Moreover, we believe that the presence of additional documents does not actually hurt the standardization process. The solution which we propose is to better publicize the "standard" status of certain documents, which is made relatively easy by the advent of networked hypertext technologies.
The RFC series includes some documents which are informational by nature and other documents which describe experiences. A problem of perception occurs when such a document "looks like" an official protocol specification. Misguided vendors may claim conformance to it, and misguided clients may actually believe that they are buying an Internet standard.
The IAB believes that the proper help to misguided vendors and clients is to provide them guidance. There is actually very little evidence of vendors purposely attempting to present informational or experimental RFCs as "Internet standards". If such attempts occurred, proper response would indeed be required.
The IAB believes that the community is best served by openly developed specifications. The Internet standardization process provides guarantees of openness and thorough review, and the normal way to develop the specification of an Internet protocol is indeed through the IETF.
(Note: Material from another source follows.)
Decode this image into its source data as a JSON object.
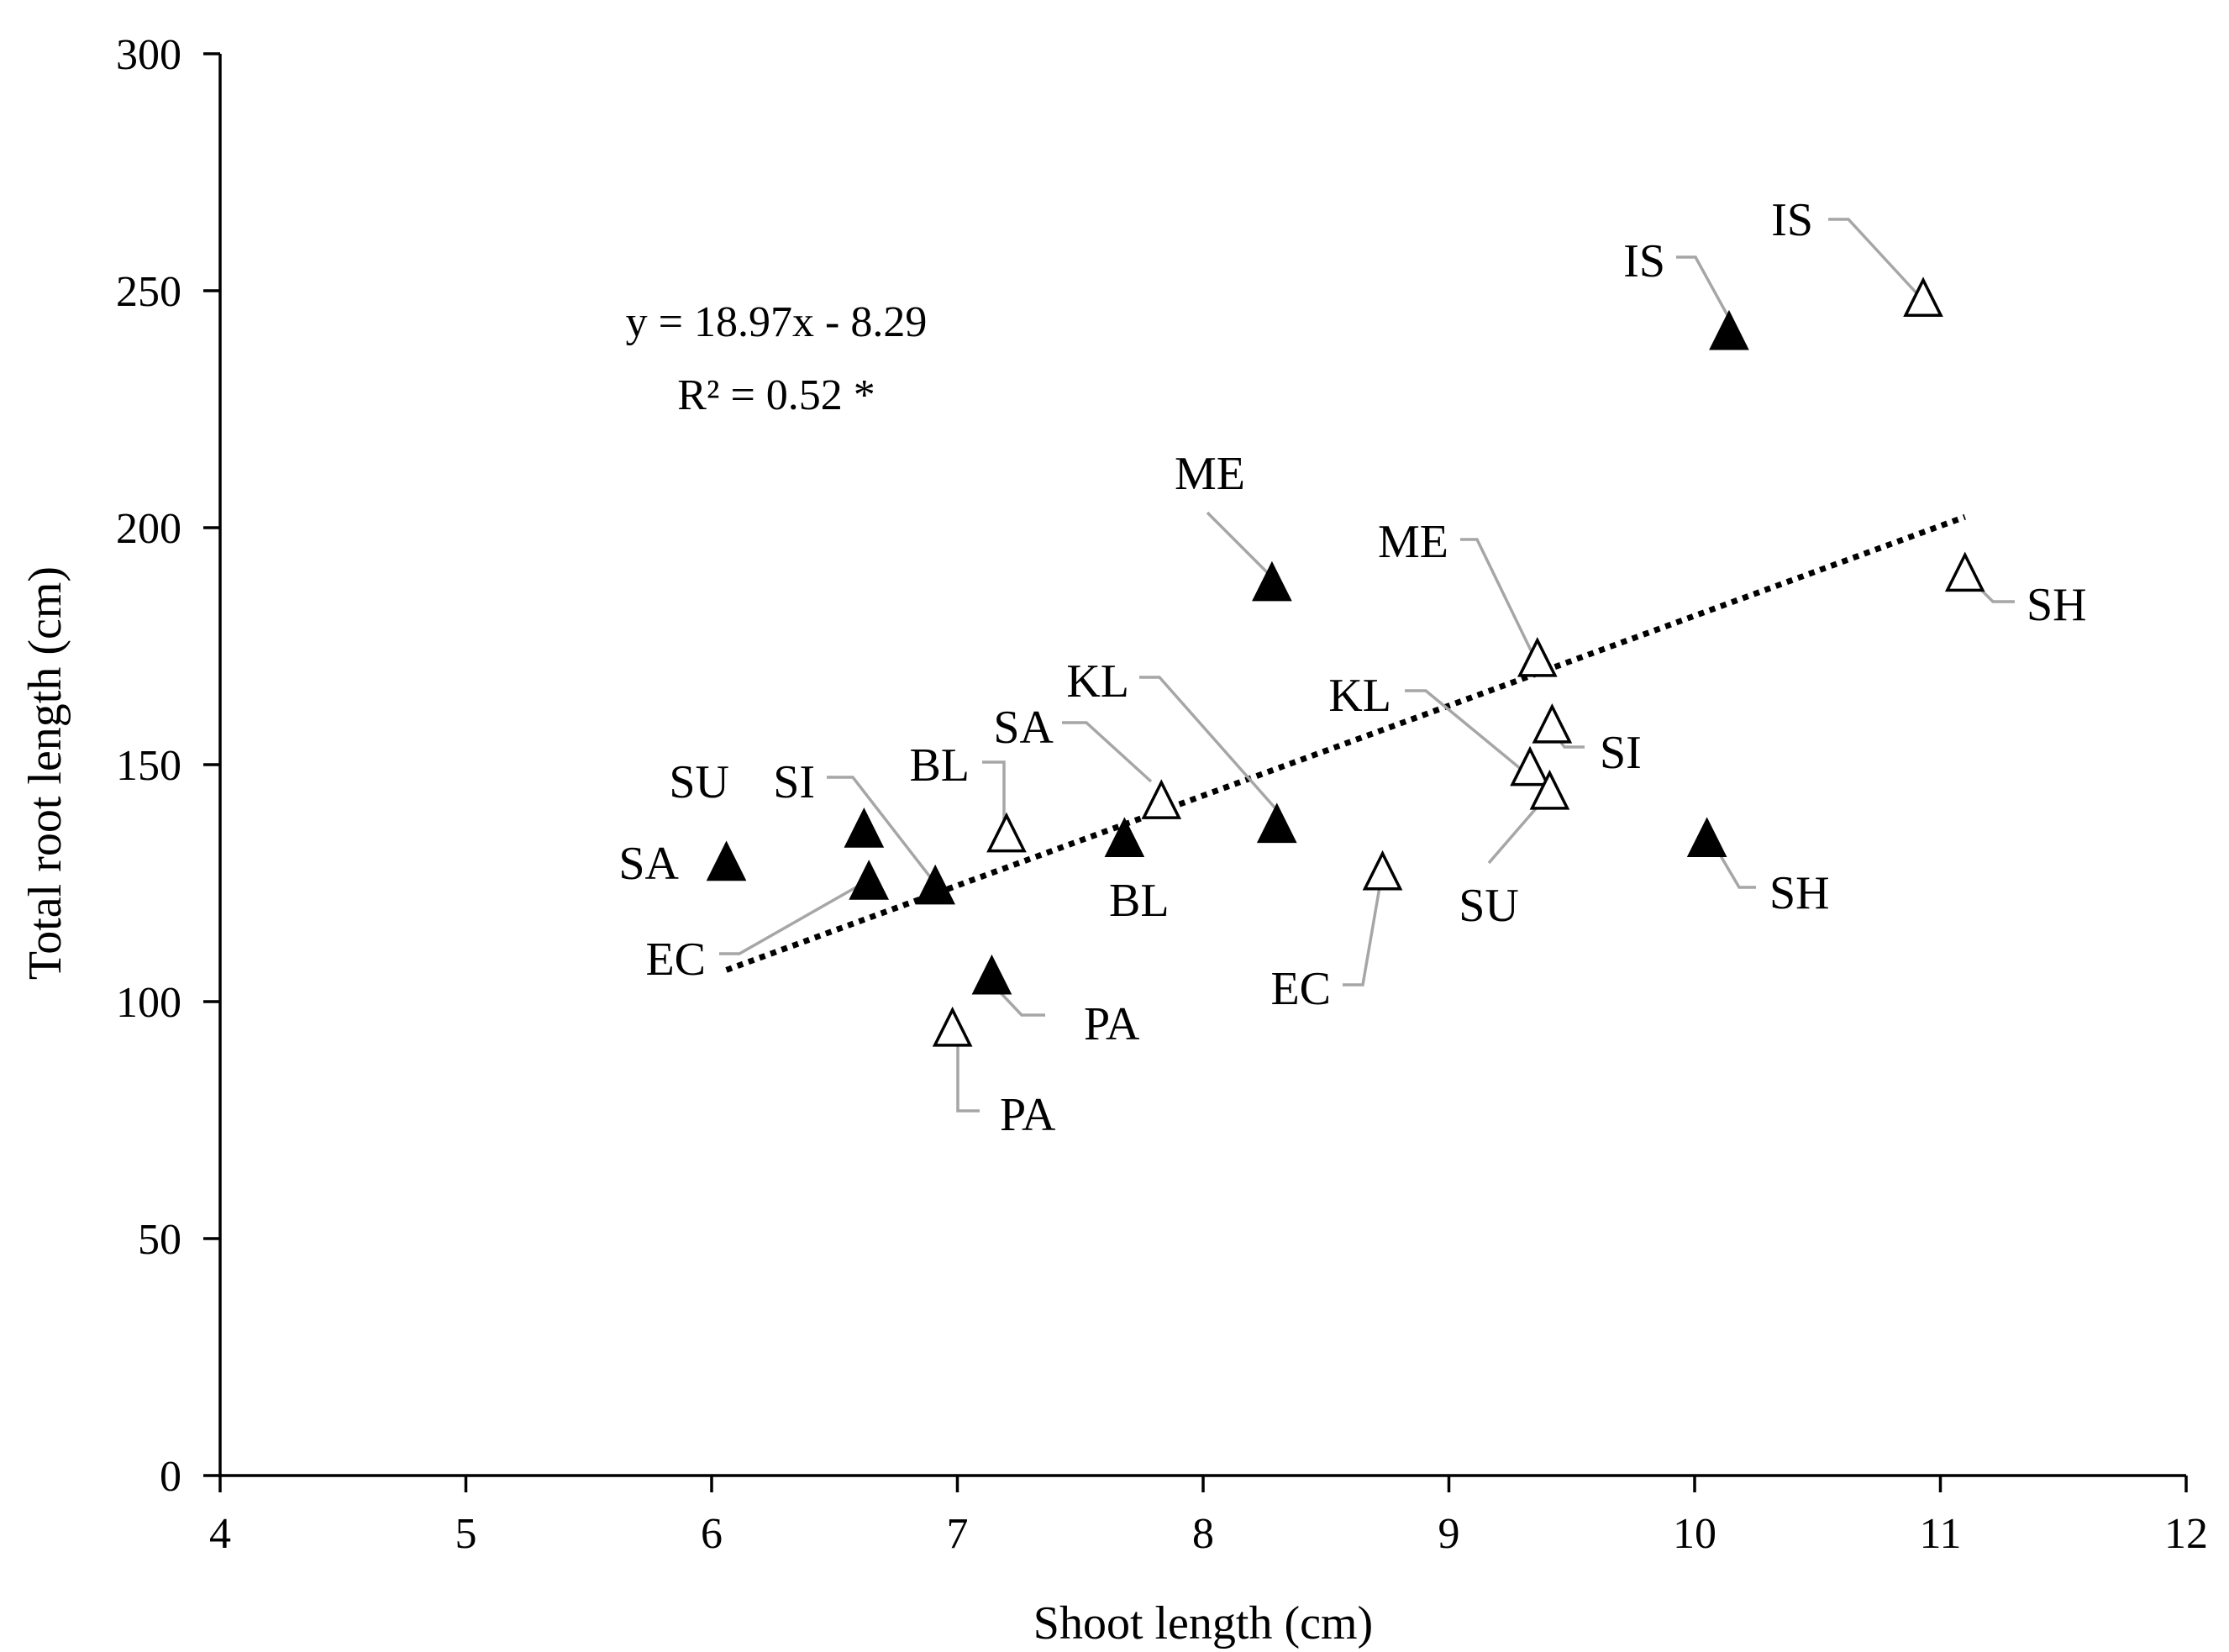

The community is also well served by having access to specifications of which have been developed outside the IETF standards process, either because the protocols are experimental in nature, were developed privately, or failed to achieve the acquire the degree of consensus required for elevation to the standards track.
The IAB believes that publication is better than ignorance. If a particular specification ends up being used in products that are deployed over the Internet, we are better off if the specification is easy to retrieve as an RFC than if it is hidden in some private repository.
Security issues are not discussed in this memo.